Dust production was found to yield good income both for the tobacco farmer and the fishpond owner, it was learned. The farmer’s production costs are minimal as he no longer depends on high-priced fertilizer, insecticides and other inputs in raising the crop. He is no longer required to raise high quality leaves that cigarette making requires. The fishpond owner, apart from overcoming environmental and health concerns for his fish harvest, stands to save P28,000 a hectare per cycle everytime he uses tobacco dust.

Based on the NTA study, the potential market for tobacco dust is huge. It was estimated that fishpond areas nationwide would need 423 million kilos of tobacco dust for a year’s (two cycles) operation. 250 million kilos of this volume would be dispensed in Regions 3 and 6. Because of the huge market they were looking at, the agency’s specialists boasted that the northern regions’ tobacco output may not be enough to fill the demand. They suggested tobacco-growing in other areas saying that dust processing would only depend on ordinary tobacco which they said can be planted anywhere unlike the high grade types that are only suited in the northern region.

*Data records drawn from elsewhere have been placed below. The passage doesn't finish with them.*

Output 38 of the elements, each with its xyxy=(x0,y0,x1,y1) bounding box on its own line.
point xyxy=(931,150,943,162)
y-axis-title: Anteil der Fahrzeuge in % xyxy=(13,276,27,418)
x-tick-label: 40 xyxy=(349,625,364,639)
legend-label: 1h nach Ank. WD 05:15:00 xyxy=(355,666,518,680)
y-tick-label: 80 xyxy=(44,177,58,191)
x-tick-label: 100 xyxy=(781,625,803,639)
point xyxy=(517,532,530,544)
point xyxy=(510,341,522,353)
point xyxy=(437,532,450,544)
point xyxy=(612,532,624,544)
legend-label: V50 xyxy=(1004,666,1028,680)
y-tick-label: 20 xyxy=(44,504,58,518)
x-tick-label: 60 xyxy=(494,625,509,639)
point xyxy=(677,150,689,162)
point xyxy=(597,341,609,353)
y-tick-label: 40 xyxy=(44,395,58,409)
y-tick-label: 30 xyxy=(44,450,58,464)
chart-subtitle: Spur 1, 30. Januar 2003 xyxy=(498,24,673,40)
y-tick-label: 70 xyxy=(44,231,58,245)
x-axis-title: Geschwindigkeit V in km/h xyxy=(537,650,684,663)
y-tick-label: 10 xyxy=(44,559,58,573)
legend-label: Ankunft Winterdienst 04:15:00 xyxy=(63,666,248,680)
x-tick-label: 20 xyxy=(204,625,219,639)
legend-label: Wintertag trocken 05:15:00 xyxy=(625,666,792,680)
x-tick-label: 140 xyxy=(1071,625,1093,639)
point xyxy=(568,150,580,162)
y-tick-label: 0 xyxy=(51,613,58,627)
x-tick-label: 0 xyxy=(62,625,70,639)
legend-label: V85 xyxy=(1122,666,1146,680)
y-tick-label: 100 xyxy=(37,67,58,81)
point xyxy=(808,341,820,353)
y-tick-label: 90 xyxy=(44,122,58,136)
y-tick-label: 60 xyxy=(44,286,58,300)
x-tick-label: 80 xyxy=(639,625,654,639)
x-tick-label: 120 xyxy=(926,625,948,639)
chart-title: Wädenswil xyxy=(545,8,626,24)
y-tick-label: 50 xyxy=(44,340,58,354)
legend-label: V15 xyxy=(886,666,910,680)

Tobacco virgin pulp which is derived from the plant’s stalks holds great promise for paperbag and commercial paper production. Thrown away or left behind in the farm to rot after harvest, the stalks have earned importance after they were found as a viable and sustainable source of virgin pulp. Their importance was reinforced after shopping malls, stores, and various other establishments started replacing their plastic bags with paperbags and other biodegradable materials. Encarnacion said that the future looks pretty good for tobacco pulp as local government units have began enacting ordinances mandating a ban against the use of plastic wrappers in the malls and all places of commerce.